Solltest du unsicher sein, frage immer einen Trainer, ob er noch mal über deine Ausführung drüberschauen kann. Wenn du zu Hause trainierst, filme dich beim Sport. So siehst du dich in jeder Position der Übung und kannst sichergehen, dass deine Technik fehlerfrei ist.
Lunges Versus Squats
Squats are also one of the most popular lower-body exercises and they train basically the same muscles as a lunge. Just like lunges, you can do squats at home with nothing more than your body weight. As a basic exercise, however, the lunge allows for more variations than the squat. If you decide to train without additional weight, different lunge variations allow you to work on each muscle over and over again. In order to do the same with squats, you’d have to use additional weight.

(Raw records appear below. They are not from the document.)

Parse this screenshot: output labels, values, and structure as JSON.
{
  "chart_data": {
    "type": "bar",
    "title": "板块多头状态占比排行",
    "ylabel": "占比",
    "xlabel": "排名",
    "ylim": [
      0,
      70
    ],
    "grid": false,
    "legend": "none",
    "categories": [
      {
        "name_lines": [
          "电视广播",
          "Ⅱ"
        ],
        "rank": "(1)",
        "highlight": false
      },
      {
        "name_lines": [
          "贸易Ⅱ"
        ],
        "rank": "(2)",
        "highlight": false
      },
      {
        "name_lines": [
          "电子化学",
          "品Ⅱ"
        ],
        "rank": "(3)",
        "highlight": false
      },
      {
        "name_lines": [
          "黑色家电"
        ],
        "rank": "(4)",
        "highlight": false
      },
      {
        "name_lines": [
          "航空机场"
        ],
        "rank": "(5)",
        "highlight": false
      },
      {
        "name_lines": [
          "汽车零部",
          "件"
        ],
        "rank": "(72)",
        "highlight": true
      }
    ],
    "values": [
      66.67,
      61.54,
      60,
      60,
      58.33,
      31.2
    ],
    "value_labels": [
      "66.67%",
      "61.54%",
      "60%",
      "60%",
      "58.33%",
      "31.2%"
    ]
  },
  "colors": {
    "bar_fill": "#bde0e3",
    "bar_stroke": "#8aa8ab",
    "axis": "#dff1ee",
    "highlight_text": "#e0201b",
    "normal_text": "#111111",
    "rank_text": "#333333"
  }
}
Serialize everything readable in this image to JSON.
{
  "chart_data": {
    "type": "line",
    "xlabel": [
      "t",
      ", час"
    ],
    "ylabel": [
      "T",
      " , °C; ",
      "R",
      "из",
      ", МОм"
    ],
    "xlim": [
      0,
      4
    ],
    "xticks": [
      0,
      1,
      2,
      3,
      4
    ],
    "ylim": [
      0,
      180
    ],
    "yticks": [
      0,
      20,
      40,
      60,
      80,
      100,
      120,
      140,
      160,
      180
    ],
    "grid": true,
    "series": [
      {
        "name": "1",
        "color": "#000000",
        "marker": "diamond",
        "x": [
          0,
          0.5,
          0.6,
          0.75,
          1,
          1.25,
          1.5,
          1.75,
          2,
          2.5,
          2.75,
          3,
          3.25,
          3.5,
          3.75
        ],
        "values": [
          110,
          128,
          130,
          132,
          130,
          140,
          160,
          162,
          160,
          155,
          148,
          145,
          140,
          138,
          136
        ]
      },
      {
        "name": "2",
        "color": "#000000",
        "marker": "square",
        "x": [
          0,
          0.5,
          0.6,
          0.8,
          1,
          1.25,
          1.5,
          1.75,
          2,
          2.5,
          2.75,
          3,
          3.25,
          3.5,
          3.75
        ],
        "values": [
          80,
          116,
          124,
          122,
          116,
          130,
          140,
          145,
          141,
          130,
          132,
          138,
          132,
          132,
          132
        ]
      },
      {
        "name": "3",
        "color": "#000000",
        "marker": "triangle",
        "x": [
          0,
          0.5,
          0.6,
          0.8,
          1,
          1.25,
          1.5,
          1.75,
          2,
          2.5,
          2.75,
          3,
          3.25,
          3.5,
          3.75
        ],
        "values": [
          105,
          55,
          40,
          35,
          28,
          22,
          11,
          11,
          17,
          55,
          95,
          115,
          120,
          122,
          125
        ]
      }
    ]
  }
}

- The lunge is an effective fitness exercise for your thighs and glutes.
- It’s appropriate for beginners, but also for more advanced workouts as well, because the many different variations can challenge you again and again, and make you really work up a sweat.
- You can do this workout at home or the gym.
- Make sure you use the correct technique to get the most out of the exercise. In this way, you’ll also reduce your risk of injury and achieve long-term success with your fitness goals.